Un partenariat entre la police et les écoles vise à mieux réagir en cas de fusillade

Temps de lecture :
3 minutes
Par La Presse Canadienne, 2026
MONTRÉAL — Moins d'une semaine après la tuerie survenue dans une école secondaire de Tumbler Ridge, en Colombie-Britannique, qui a coûté la vie à six personnes, dont plusieurs enfants, la Sûreté du Québec (SQ) rappelle que des services sont disponibles pour préparer les établissements scolaires de la province à une éventuelle fusillade.
Deux autres personnes ont été tuées à l'extérieur de l'école.
Le Plan de réponse pour des établissements sécuritaires (PRES), créé par la SQ en 2008 en réaction à la tuerie au cégep Dawson, vise à outiller les établissements scolaires, tout en optimisant l'intervention des policiers, face à la présence d'un éventuel tireur actif, d'un individu armé ou d'une menace directe imminente.
«Le PRES vient répondre aux besoins en sécurité des établissements d'enseignement du Québec, en offrant un soutien à nos partenaires du milieu scolaire, explique le lieutenant coordinateur au niveau des relations médias de la SQ, Grégory Gomez del Prado. Et pour nous, c'est de répondre efficacement en cas de menaces graves dans une école en tant que corps de police provinciale et bien sûr en gérant adéquatement le risque.»
M. Gomez del Prado indique qu'à ce jour, près de 1600 établissements publics ou privés dans l'ensemble de la province ont sollicité les services de la SQ pour implémenter le PRES. Selon le site internet de la SQ, 72 % des écoles ont fait au moins un exercice de confinement barricadé avec le personnel scolaire et 11 % ont réalisé cet exercice avec leurs élèves.
«On va recommander d'effectuer des exercices de confinement barricadé avec le personnel scolaire et les élèves, mais c'est selon une séquence établie», précise-t-il, tout en soulignant que l'implantation du PRES se fait à la demande des établissements scolaires.
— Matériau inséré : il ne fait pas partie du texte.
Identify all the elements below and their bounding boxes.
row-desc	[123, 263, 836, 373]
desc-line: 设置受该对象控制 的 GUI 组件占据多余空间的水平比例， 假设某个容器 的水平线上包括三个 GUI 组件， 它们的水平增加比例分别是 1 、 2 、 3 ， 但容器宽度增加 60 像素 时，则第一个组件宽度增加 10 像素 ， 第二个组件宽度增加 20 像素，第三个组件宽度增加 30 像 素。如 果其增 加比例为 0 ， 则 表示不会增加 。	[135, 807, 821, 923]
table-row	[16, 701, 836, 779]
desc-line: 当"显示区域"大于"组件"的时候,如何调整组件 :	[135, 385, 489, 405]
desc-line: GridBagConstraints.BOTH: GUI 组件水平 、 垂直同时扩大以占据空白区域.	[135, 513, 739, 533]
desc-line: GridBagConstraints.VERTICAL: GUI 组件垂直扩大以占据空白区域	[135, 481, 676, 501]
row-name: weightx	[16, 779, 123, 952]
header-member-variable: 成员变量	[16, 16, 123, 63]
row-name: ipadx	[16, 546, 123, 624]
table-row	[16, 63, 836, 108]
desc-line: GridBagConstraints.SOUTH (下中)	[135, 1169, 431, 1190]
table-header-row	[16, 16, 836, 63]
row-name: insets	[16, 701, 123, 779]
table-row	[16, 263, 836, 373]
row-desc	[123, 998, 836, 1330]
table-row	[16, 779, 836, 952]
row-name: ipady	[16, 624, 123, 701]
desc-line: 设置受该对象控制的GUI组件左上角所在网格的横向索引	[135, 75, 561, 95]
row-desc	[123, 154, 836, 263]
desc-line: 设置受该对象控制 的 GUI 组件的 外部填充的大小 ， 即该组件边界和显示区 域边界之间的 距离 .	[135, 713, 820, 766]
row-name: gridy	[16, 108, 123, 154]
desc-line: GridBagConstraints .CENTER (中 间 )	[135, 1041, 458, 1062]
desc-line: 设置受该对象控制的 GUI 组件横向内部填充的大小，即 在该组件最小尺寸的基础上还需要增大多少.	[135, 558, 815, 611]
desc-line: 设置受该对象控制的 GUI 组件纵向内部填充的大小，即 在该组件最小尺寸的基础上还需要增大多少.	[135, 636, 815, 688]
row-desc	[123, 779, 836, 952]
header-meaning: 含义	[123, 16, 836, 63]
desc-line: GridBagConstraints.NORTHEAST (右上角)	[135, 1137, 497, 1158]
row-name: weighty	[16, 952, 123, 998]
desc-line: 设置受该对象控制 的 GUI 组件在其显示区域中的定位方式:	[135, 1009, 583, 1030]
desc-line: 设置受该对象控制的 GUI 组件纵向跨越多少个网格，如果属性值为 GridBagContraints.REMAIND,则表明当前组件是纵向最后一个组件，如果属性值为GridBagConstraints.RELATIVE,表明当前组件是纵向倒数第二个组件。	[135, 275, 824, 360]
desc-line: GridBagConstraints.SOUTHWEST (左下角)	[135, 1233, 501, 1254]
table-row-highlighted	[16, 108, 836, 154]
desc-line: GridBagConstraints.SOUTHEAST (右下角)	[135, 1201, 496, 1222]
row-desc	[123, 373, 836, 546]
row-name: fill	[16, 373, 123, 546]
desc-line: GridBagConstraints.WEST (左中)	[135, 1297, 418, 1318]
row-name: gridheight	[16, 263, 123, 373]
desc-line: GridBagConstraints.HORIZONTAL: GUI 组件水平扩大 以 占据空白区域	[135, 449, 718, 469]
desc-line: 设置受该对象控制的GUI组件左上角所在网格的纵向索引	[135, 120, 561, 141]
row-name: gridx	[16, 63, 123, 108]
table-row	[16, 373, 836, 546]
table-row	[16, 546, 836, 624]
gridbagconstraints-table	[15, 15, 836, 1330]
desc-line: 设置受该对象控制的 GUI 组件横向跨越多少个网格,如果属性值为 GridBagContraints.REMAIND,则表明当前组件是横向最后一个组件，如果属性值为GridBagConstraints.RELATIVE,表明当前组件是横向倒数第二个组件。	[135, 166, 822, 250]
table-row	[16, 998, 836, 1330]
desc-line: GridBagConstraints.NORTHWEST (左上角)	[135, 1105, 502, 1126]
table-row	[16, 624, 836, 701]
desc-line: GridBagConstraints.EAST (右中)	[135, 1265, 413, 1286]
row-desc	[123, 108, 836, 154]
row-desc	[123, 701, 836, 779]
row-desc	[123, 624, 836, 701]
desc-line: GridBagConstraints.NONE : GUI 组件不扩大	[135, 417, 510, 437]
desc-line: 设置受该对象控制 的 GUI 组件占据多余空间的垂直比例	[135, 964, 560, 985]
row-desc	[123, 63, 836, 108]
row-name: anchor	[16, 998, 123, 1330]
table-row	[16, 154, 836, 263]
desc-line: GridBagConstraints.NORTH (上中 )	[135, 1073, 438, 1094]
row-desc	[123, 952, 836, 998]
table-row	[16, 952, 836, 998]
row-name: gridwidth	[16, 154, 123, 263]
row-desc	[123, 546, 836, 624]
«L'idée c'est vraiment d'avoir un partenariat (...) on ne peut pas travailler seuls pour établir la sécurité, vous avez besoin de la collaboration et de la participation des acteurs du milieu scolaire pour pouvoir avoir le maximum d'efficacité, explique le lieutenant. Bien évidemment, on aimerait avoir un 100% des établissements scolaires et l'on a une démarche proactive pour avoir le maximum de participation, mais c'est certain qu'on a (dans tous les cas) le minimum d'information pour intervenir.»
Une première présentation du plan de réponse est d'abord faite auprès de la direction, suivie par l'élaboration d'un «cartable d'urgence», mis à jour annuellement et personnalisé en fonction de chaque établissement. Ce cartable permet aux policiers d'avoir toutes les informations concernant la configuration des lieux, les contacts d'urgences et les protocoles à mettre en place.
S'en suit une présentation vidéo destinée au personnel et de matériel pédagogique auprès des élèves. Les exercices de confinement barricadé peuvent ensuite être réalisés à la discrétion des établissements scolaires.
«Ce n'est pas une simulation, il n'y a pas de cri, il n'y a pas de tireur ni de policiers, on n'est pas dans un scénario, on est dans un exercice similaire aux exercices d'incendie, explique M. Gomez del Prado. On répète des gestes à poser, les bonnes actions à prendre, quelles sont les réactions à avoir, pour que ça devienne un peu un automatisme.»
Il rappelle que les patrouilleurs de la SQ sont dans tous les cas formés à intervenir en cas de fusillade dans un établissement scolaire. Une version corporative du PRES a également été développée pour élargir l'offre de service de la SQ.